Nasional

Ini Sikap Fatayat NU tentang Batas Usia Perkawinan

Jum, 13 September 2019 | 17:00 WIB

Ini Sikap Fatayat NU tentang Batas Usia Perkawinan

Ketum PP Fatayat NU Anggia Ermarini saat memberikan pengantar pada FGD di Hotel A-One, Kebun Sirih, Jakpus, Jumat (13/9). (Foto: NU Online/Husni Sahal)

Jakarta, NU Online
Kementrian Pemberdayaan Perempuan dan Perlindungan Anak (KPPPA) RI mengemukakan data pada 2018 tentang persentase perkawinan anak di Indonesia yang cenderung meningkat. Yaitu pada tahun 2015 sebanyak 23%, dan bertambah menjadi 25,71% pada tahun 2017. 
 
Badan Pusat Statistik (BPS) pada 2017 melakukan survey pada perempuan berumur 20-24 tahun yang sudah menikah di 23 provinsi dari 34 provinsi di Indonesia. Hasilnya menunjukkan, lebih dari 25 persen dari mereka mengalami perkawinan pertamanya di bawah 18 tahun. 
 
“Dari data ini, munculnya desakan judicial review pada UU No 1 tahun 1974 tentang Perkawinan, khususnya pasal 7 tentang batas usia perkawinan perempuan sangat penting,” kata Anggia Ermarini melalui rilis yang diterima NU Online, Jumat (13/9).
 
Untuk itu, kata Ketua Umum Pimpinan Pusat (PP) Fatayat NU tersebut, putusan Mahkamah Konstitusi (MK) pada 2018 yang memerintahkan DPR untuk merevisi UU Perkawinan telah memberikan peluang revisi perihal batas usia perkawinan.

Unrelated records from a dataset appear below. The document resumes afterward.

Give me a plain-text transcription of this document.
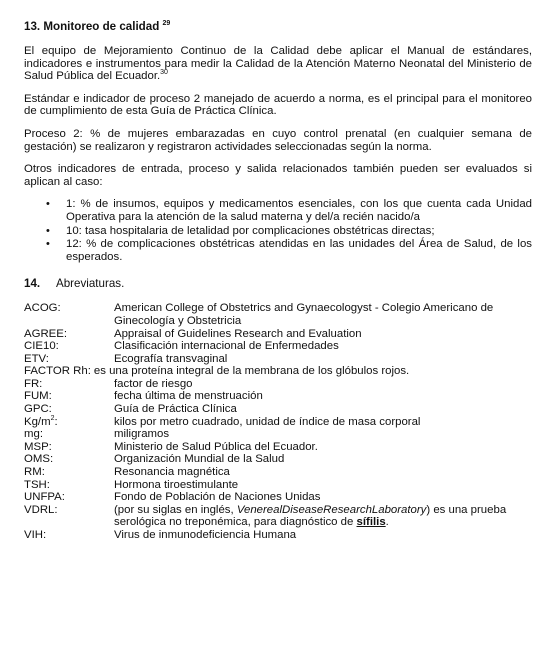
13. Monitoreo de calidad $^{29}$

El equipo de Mejoramiento Continuo de la Calidad debe aplicar el Manual de estándares, indicadores e instrumentos para medir la Calidad de la Atención Materno Neonatal del Ministerio de Salud Pública del Ecuador.$^{30}$

Estándar e indicador de proceso 2 manejado de acuerdo a norma, es el principal para el monitoreo de cumplimiento de esta Guía de Práctica Clínica.

Proceso 2: % de mujeres embarazadas en cuyo control prenatal (en cualquier semana de gestación) se realizaron y registraron actividades seleccionadas según la norma.

Otros indicadores de entrada, proceso y salida relacionados también pueden ser evaluados si aplican al caso:

• 1: % de insumos, equipos y medicamentos esenciales, con los que cuenta cada Unidad Operativa para la atención de la salud materna y del/a recién nacido/a
• 10: tasa hospitalaria de letalidad por complicaciones obstétricas directas;
• 12: % de complicaciones obstétricas atendidas en las unidades del Área de Salud, de los esperados.
14. Abreviaturas.
ACOG:	American College of Obstetrics and Gynaecologyst - Colegio Americano de Ginecología y Obstetricia
AGREE:	Appraisal of Guidelines Research and Evaluation
CIE10:	Clasificación internacional de Enfermedades
ETV:	Ecografía transvaginal
FACTOR Rh: es una proteína integral de la membrana de los glóbulos rojos.
FR:	factor de riesgo
FUM:	fecha última de menstruación
GPC:	Guía de Práctica Clínica
$Kg/m^2$:	kilos por metro cuadrado, unidad de índice de masa corporal
mg:	miligramos
MSP:	Ministerio de Salud Pública del Ecuador.
OMS:	Organización Mundial de la Salud
RM:	Resonancia magnética
TSH:	Hormona tiroestimulante
UNFPA:	Fondo de Población de Naciones Unidas
VDRL:	(por su siglas en inglés, VenerealDiseaseResearchLaboratory) es una prueba serológica no treponémica, para diagnóstico de sífilis.
VIH:	Virus de inmunodeficiencia Humana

Gayung bersambut, Panitia Kerja DPR pun merevisi dan menyepakati menaikkan usia minimal perkawinan bagi perempuan dari 16 tahun menjadi 19 tahun.
 
Menurut Anggia, Fatayat NU sebagai badan otonom Nahdlatul Ulama yang bergerak di ranah perempuan muda produktif menangkap peluang peningkatan batas usia perkawinan bagi perempuan tersebut sebagai upaya nyata untuk mencegah perkawinan pada anak. Oleh sebab itu, Fatayat NU menyikapinya sebagai berikut:
 
Pertama, Fatayat NU mendukung DPR dan pemerintah untuk meningkatkan batas usia perempuan menikah dari 16 tahun menjadi 19 tahun untuk perempuan sebagai upaya pendewasaan usia perkawinan.
 
Kedua, Fatayat NU mengimbau kepada penyelenggara perkawinan dan pengadilan agama untuk memperketat upaya dispensasi perkawinan berlandaskan kepentingan terbaik bagi calon pengantin (catin) apabila ada pengajuan menikah pada usia di bawah batas perkawinan tersebut.
 
Ketiga, sebagai ormas perempuan Islam, Fatayat NU mengajak seluruh gerakan perempuan Islam dan antar agama untuk mengawasi hasil revisi UU Perkawinan agar implementasinya berjalan dengan benar serta memberikan dampak pada penurunan angka perkawinan anak di Indonesia.
 
Keempat, pemerintah harus meningkatkan program pencegahan perkawinan anak dengan menyelenggarakan Pendidikan kesehatan reproduksi dan pengasuhan positif pada keluarga dan masyarakat sebagai konsekuensi hasil revisi UU Perkawinan.